Barclays says Q1 profits dip, seeks to sell French unit
British bank Barclays posted sliding profits Wednesday, hit by losses in non-core units that it is seeking to offload, and revealed talks to sell its French retail operations.
Earnings after taxation declined seven percent to £433 million ($630 million, 558 million euros) in the three months to March, Barclays said in a results statement. That compared with net profit of £465 million last time around.
Pre-tax profits however sank 25 percent to £793 million, hit also by a jump in credit impairment charges.
That undershot market expectations of £846 million, according to an average of analysts' forecasts provided by the group.
The troubled bank added it has entered "exclusive discussions" with AnaCap Financial Partners over the possible sale of its French retail banking activities, in a move which would mark its exit from continental European retail banking.
The talks are part of Barclays' ongoing efforts to shed non-core assets, as it attempts to recover from several scandals.
The French operations include its network of 74 branches, life insurance business, and wealth and investment management operations.

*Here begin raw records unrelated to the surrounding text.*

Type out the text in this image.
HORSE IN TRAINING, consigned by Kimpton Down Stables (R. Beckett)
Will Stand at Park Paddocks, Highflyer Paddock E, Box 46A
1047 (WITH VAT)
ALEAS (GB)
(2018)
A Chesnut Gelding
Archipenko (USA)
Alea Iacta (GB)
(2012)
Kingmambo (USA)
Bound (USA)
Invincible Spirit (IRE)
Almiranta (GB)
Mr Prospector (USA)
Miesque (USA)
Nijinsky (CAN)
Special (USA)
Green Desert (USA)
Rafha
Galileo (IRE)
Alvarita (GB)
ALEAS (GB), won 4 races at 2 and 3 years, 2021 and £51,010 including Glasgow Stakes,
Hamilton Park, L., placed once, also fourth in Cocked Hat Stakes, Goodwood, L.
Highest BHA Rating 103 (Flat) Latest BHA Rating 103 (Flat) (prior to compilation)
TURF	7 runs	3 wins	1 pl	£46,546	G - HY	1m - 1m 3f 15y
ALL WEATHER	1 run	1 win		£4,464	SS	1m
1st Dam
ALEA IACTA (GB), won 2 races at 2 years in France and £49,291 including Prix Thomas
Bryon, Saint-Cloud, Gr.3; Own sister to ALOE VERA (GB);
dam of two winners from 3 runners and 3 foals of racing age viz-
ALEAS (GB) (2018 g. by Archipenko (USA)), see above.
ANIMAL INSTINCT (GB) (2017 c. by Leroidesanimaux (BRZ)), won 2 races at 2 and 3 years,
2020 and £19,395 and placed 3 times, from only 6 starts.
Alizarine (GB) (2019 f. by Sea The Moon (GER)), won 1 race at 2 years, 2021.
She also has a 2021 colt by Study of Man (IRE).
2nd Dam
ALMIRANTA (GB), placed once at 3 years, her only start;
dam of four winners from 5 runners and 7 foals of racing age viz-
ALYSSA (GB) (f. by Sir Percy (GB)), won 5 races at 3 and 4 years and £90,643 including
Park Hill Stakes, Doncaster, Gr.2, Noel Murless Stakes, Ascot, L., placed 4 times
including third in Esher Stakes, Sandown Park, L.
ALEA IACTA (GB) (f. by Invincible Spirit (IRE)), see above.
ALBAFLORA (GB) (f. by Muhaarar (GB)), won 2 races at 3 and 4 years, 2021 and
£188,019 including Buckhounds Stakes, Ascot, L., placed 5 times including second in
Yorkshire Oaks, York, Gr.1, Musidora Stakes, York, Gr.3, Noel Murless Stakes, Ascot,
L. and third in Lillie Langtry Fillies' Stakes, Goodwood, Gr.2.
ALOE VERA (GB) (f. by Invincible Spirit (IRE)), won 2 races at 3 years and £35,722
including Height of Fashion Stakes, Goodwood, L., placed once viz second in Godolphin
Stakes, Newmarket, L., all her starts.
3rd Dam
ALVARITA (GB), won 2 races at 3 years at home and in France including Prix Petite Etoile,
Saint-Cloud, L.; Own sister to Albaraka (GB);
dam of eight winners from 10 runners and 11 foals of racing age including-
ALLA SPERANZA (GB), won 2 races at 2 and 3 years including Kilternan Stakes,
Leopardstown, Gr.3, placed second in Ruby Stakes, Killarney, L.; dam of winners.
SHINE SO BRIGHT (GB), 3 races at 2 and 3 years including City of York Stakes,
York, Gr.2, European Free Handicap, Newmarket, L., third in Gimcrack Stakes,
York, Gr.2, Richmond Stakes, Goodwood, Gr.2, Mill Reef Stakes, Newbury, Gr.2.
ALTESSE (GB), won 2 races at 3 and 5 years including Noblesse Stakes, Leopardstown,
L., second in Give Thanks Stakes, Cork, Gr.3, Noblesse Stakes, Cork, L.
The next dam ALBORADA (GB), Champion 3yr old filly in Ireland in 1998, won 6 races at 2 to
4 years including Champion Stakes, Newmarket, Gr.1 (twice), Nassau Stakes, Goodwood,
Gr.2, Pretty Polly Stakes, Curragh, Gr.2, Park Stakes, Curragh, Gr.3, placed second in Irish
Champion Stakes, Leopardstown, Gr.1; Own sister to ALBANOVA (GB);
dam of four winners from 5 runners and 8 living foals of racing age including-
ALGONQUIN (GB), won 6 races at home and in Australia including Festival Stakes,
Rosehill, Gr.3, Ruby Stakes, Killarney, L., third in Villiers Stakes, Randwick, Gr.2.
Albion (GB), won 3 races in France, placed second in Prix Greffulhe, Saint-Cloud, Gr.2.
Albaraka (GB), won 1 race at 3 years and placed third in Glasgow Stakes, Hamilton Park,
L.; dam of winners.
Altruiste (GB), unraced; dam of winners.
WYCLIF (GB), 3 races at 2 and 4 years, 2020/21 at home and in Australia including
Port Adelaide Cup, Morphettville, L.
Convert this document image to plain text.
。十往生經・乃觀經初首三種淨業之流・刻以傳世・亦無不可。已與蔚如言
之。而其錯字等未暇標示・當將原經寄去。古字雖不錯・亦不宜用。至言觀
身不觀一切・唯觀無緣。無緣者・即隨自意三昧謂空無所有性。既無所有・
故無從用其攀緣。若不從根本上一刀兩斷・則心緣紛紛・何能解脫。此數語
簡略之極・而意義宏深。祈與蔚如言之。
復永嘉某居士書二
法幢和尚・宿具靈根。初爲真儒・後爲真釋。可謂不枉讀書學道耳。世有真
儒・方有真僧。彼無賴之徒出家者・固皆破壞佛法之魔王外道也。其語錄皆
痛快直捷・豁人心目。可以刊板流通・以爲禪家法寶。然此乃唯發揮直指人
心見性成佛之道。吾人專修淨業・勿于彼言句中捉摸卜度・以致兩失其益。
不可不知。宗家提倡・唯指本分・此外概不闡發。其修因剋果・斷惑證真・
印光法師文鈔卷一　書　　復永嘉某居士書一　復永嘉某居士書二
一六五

The division employs around 1,000 people in France, according to a company spokeswoman.
Barclays added it will continue to operate its corporate and investment banking activities in France.
“Accelerating the disposal of our non-core unit is the key to creating a simpler, more focused Barclays, and to eliminating the drag on the performance of our strong core business," said chief executive Jes Staley.
"Today’s announcement, together with the sale of our Asia Wealth operations announced earlier this month, represent significant steps forward, and are tangible evidence of the progress we continue to make.
“This transaction, once completed, would effectively finish our exit from Continental European branch-based retail banking,” said Staley, adding that the French unit "no longer fits" with the group's strategic ambitions.
In March, Barclays had revealed a shake-up of the beleaguered bank with plan to exit its African operations, having already announced its departure from Russia in January.
The troubled bank is still seeking to restore its battered reputation under the leadership of Staley.
The lender decided last month to split the bank into two units, focusing on its operations in Britain and the United States.
Staley, an American veteran banker who began his latest role in December 2015, has been tasked with restoring the bank's battered reputation caused by a series of scandals including the rigging of foreign exchange and Libor interest rate markets.